# Black Sable or Tan Sable?



## grmnshprdfn (Oct 3, 2007)

Ok. Can someone please tell me what color my dog Stella would be considered? I have just always called her a "tan" Sable, but someone actually argued with me the other day, saying she was a "black" Sable. It makes no difference to me, but at this point, I'm just curious to see which of us is right.


----------



## Chris Wild (Dec 14, 2001)

Not dark enough to be considered a "black" sable. Just regular ol' normal sable.


----------



## mkennels (Feb 12, 2008)

I agree she is not dark enough for a black sable, she is tan sable, a black sable is really dark and I believe that includes the undercoat being mainly dark


----------



## Gyggles1 (Nov 8, 2005)

I would say regular sable too, she looks a lot like my Duke so I will watch this post to see what others say.


----------



## gagsd (Apr 24, 2003)

Sable
I always consider a "black sable" to be one that carries the recessive black gene.


----------



## MoongazrNH04 (Feb 9, 2004)

Stella's color=beautiful


----------



## grmnshprdfn (Oct 3, 2007)

Thank you! I knew I was right. I had looked at so many pictures of Sable Shepherds, in the last 3 years, and knew that she really didn't look much like the Black Shepherds I had seen in the pictures.


----------



## Chris Wild (Dec 14, 2001)

> Originally Posted By: gagsd_pup1
> I always consider a "black sable" to be one that carries the recessive black gene.

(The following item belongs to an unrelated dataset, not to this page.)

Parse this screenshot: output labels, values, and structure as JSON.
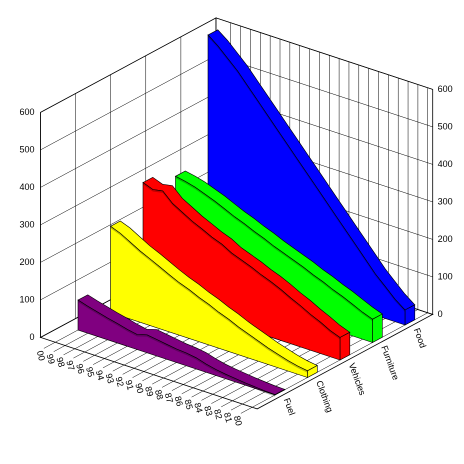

Even having black recessive doesn't necessarily mean they are dark enough to be considered black sable. Black sables it seems always do carry black recessive, but not all sables with black recessive are black sables.

Our Kaiser carries black recessive, and he's not a black sable.

















Wulf also carries black recessive, and while he's definitely a dark sable, and darker than Kaiser, I wouldn't consider him a black sable.


----------



## DianaM (Jan 5, 2006)

That is a black sable. Yours is just what Chris said, a sable.







Looks like she is a sable with the bicolor pattern (tarheels and toe penciling).


----------



## BlackGSD (Jan 4, 2005)

This is what I consider a "Black" sable.


----------



## DianaM (Jan 5, 2006)

The darker the better! LOVE those black sables.


----------



## littledmc17 (Apr 9, 2008)

beautiful sable


----------



## Manfred (Sep 15, 2008)

With the tan legs and chest , I'd defendantly go with tan sable , black sables have very little if any visible tan on them , there more all black / gun metal gray or wolf gray

I always figure you can best tell by thier puppy pictures........lol

like the picture BlackGSD has posted , the black sable puppies look like they have been playing in a bag of charcoal , where tan sables puppies are , well , tan


----------



## Liesje (Mar 4, 2007)

So far only the one Tracy posted is what I would call a black sable.


----------



## JakodaCD OA (May 14, 2000)

Here's Masi her dad (kleinen hain's max here on the board) is a black sable..she seems to be darkening up more as the days go by)


----------



## DianaM (Jan 5, 2006)

Lies, is this black sable enough for you?







(Actually I don't think this is black sable as we all think it is, I think it is an unusual color pattern.)

http://prosites-holtzbergk9.homestead.com/StudDogs.html
There's another good one. A beauty. Love how the black goes all the way down the legs.


----------



## gagsd (Apr 24, 2003)

OK Chris, I think I like your definition of black sable better than mine, much better looking!!!


----------



## KristinEnn (Oct 2, 2008)

> Originally Posted By: BlackGSDThis is what I consider a "Black" sable.




awww yay Tracy you posted our girls Daddy... he is SOOO stunning and handsome in every way!


----------



## kelso (Jan 22, 2007)

Kelso also carries black recessive..but I would not call him a black sable, maybe dark sable but not black..he has alot of "lighter" points on his legs

Anyway here is the blackest sable I have seen owned by someone on this board...member Morgan's dog Luke, the Thug..hope he doesnt mind if I repost the pic he took here..


----------



## DianaM (Jan 5, 2006)

Steph, that's who I kept thinking of! I didn't remember the name but like heck I'd forget THAT face.







Look "black sable" up in the GSD dictionary and Luke's photo will be there.


----------



## geokon_2000 (Jan 25, 2005)

Diana, is that your dog? I know this is off topic a bit but my Fizban's coloring is very much like this guy. He's got banded hairs too.


----------



## DianaM (Jan 5, 2006)

No, that's the result of a Google Image Search.









I remember now that Fiz has the same color! It's a very neat coat pattern.


----------



## DancingCavy (Feb 19, 2001)

> Originally Posted By: DianaM
> 
> 
> 
> ...


It's a Risa-colored GSD!! I agree, he looks a LOT like Joan's Fizban.


----------



## onyx'girl (May 18, 2007)

Kelso, thank you for giving us the "thug" pic! I wish we could see more of him! He is exactly what I want my next GSD to look like!!!







Hopefully I'll be able to keep up with the drive.


----------



## kelso (Jan 22, 2007)

Here is the thread I stalked that pic from of the Thug









http://www.germanshepherds.com/forum/ubb...true#Post804663


----------